Role of irisin in physiology and pathology

Abstract

Irisin, out-membrane part of fibronectin type III domain-containing 5 protein (FNDC5), was activated by Peroxisome proliferator-activated receptor γ (PPARγ) coactivator-1α (PGC-1α) during physical exercise in skeletal muscle tissues. Most studies have reported that the concentration of irisin is highly associated with health status. For instance, the level of irisin is significantly lower in patients with obesity, osteoporosis/fractures, muscle atrophy, Alzheimer's disease, and cardiovascular diseases (CVDs) but higher in patients with cancer. Irisin can bind to its receptor integrin αV/β5 to induce browning of white fat, maintain glucose stability, keep bone homeostasis, and alleviate cardiac injury. However, it is unclear whether it works by directly binding to its receptors to regulate muscle regeneration, promote neurogenesis, keep liver glucose homeostasis, and inhibit cancer development. Supplementation of recombinant irisin or exercise-activated irisin might be a successful strategy to fight obesity, osteoporosis, muscle atrophy, liver injury, and CVDs in one go. Here, we summarize the publications of FNDC5/irisin from PubMed/Medline, Scopus, and Web of Science until March 2022, and we review the role of FNDC5/irisin in physiology and pathology.

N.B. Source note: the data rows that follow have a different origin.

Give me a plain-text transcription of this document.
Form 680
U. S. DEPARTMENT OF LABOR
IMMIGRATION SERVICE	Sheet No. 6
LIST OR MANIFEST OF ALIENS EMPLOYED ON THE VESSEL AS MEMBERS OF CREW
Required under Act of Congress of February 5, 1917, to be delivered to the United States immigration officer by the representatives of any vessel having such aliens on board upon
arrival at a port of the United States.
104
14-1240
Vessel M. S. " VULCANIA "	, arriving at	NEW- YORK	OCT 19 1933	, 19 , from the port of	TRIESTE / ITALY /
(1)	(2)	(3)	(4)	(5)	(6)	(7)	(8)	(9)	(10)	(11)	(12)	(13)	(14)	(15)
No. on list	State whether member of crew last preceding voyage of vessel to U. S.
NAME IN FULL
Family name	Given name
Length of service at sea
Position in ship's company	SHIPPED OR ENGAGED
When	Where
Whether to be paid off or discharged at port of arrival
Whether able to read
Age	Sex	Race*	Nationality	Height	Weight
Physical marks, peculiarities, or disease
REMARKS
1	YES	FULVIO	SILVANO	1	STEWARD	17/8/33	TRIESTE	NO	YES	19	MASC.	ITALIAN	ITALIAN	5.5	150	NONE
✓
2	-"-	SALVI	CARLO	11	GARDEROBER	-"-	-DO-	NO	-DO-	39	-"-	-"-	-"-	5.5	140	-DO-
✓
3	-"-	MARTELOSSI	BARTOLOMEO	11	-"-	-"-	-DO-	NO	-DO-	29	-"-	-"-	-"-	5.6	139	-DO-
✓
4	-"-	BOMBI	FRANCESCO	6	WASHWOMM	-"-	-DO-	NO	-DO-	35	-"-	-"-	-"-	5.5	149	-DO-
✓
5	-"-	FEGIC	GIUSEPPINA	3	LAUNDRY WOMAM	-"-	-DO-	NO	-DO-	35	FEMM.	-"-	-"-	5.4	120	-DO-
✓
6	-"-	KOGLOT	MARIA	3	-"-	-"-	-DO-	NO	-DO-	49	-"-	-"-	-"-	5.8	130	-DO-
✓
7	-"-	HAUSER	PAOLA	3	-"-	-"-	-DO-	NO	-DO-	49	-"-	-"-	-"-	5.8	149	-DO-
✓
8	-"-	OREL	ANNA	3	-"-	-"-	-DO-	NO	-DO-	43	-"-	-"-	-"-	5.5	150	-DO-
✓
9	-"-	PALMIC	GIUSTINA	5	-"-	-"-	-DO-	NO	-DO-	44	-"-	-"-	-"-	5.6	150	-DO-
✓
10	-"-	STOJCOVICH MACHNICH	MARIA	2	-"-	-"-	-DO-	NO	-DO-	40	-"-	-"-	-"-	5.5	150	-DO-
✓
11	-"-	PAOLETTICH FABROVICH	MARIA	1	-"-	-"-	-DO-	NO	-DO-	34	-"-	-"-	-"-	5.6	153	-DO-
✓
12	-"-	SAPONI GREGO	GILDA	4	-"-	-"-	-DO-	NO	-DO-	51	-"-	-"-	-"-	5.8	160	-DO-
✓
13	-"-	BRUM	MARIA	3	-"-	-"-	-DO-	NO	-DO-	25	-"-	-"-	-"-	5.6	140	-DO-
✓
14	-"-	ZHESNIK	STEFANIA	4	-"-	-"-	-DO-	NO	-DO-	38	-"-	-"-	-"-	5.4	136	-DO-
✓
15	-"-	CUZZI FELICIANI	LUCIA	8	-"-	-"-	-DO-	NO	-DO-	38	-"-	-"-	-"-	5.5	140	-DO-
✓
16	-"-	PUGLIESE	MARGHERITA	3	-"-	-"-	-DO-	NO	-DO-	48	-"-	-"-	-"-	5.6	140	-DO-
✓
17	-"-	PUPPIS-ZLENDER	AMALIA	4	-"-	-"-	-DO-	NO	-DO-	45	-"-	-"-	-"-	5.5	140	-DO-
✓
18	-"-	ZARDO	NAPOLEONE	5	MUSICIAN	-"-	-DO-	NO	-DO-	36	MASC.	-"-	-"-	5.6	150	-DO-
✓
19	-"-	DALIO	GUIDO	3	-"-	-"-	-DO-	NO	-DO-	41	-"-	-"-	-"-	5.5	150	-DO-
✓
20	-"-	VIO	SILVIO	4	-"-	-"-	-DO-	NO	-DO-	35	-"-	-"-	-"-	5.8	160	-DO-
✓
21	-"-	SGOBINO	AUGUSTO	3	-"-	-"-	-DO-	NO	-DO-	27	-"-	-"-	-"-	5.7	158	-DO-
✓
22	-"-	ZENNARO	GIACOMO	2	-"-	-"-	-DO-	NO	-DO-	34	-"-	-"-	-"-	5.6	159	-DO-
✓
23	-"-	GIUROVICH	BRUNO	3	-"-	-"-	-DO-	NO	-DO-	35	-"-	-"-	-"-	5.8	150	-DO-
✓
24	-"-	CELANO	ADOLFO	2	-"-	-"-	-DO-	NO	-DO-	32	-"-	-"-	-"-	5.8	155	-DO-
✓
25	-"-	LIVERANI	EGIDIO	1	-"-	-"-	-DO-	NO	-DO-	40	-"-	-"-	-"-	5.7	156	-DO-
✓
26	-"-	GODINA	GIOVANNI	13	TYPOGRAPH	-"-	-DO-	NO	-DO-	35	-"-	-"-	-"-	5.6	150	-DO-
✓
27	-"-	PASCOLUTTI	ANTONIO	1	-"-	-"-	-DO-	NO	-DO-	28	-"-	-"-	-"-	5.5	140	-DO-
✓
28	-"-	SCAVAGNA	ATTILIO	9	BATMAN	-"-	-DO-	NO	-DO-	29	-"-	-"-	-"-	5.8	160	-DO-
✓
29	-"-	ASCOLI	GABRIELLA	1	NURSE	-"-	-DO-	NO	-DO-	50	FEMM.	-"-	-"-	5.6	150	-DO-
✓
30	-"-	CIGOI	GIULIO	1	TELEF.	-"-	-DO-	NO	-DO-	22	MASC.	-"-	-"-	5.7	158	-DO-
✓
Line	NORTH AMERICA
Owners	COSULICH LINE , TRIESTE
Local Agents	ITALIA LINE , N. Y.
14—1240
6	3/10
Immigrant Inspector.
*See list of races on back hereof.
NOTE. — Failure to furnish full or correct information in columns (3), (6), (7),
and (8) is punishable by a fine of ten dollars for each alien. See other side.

Keywords: beige fat; cancer; cardiovascular diseases; irisin; liver; musculoskeletal homeostasis.

Figure 1

Potential mechanisms signaling pathways for the actions of irisin in musculoskeletal. During exercise, the elevated Ca²⁺ in muscle cytoplasm-induced activation of the AMPK–PGC-1α–FNDC5 axis is the main pathway for irisin synthesis. In addition, irisin, in turn, can stimulate muscle growth and myoblast differentiation via ERK1/2–IGF-1/MSTN and IL-6 signaling pathways, respectively. Multiple pathways mediated exercise-induced irisin and r-irisin–activated osteoblast differentiation and mineralization, e.g., p38/ERK1/2, Akt-β-catenin, and Wnt-β-catenin–mediated activation of ALP/OCN/Col I pathways. In osteoclast, irisin induced its proliferation through activating the p38/JNK pathway. In addition, irisin also inhibited the NF-κB and NFATc1 levels in the nucleus, thus inhibiting the expression of osteoclast differentiation marker genes. As for osteocytes, irisin inhibited osteocyte apoptosis by inhibiting caspase-9 and caspase-3 expression, which probably through activating p38/ERK1/2. Furthermore, moderate exercise-activated irisin or r-irisin could alleviate OA by maintaining ECM stabilization and reducing inflammatory response through p38/JNK-Akt and PI3K/Akt/NF-κB signaling pathway, respectively.

Figure 2

Potential mechanisms signaling pathways for the actions of irisin in the pathological tissues. Irisin protects against DIO by inducing the recruitment of beige fat to dissipate energy into heat. This mechanism is involved in p38 MAPK and ERK1/2 pathways, as well as FAK-mediated beige APCs proliferation. In addition, irisin attenuated diet-induced metabolic disorders, including NAFLD and hepatic steatosis by promoting the synthesis of liver glycogen via PI3K/Akt/GSK3-GS and inhibiting the generation of liver gluconeogenesis through AMPK-PEPCK/G6Pase and PI3K/Akt/FOXO1-mediated PEPCK/G6Pase pathways. In brain tissues, irisin promoted cognition and neuro development via inhibiting the inflammatory response and activating BDNF-mediated nerve cell survival, differentiation, and plasticity. Moreover, irisin affects the proliferation, migration, and invasion of tumor cells probably by binding integrin αV/β5–mediated PI3K/Akt-Snail-EMT and AMPK-mTOR pathways, which has great therapeutic prospects for inhibiting cancer development. Moreover, exercise-induced irisin can also reduce the risk of cardiovascular diseases. In cardiomyocytes, irisin stimulated AMPK-mediated autophagy and mitobiogenesis by binding to its receptor integrin αV/β5, thereby relieving cardiac hypertrophy and injury.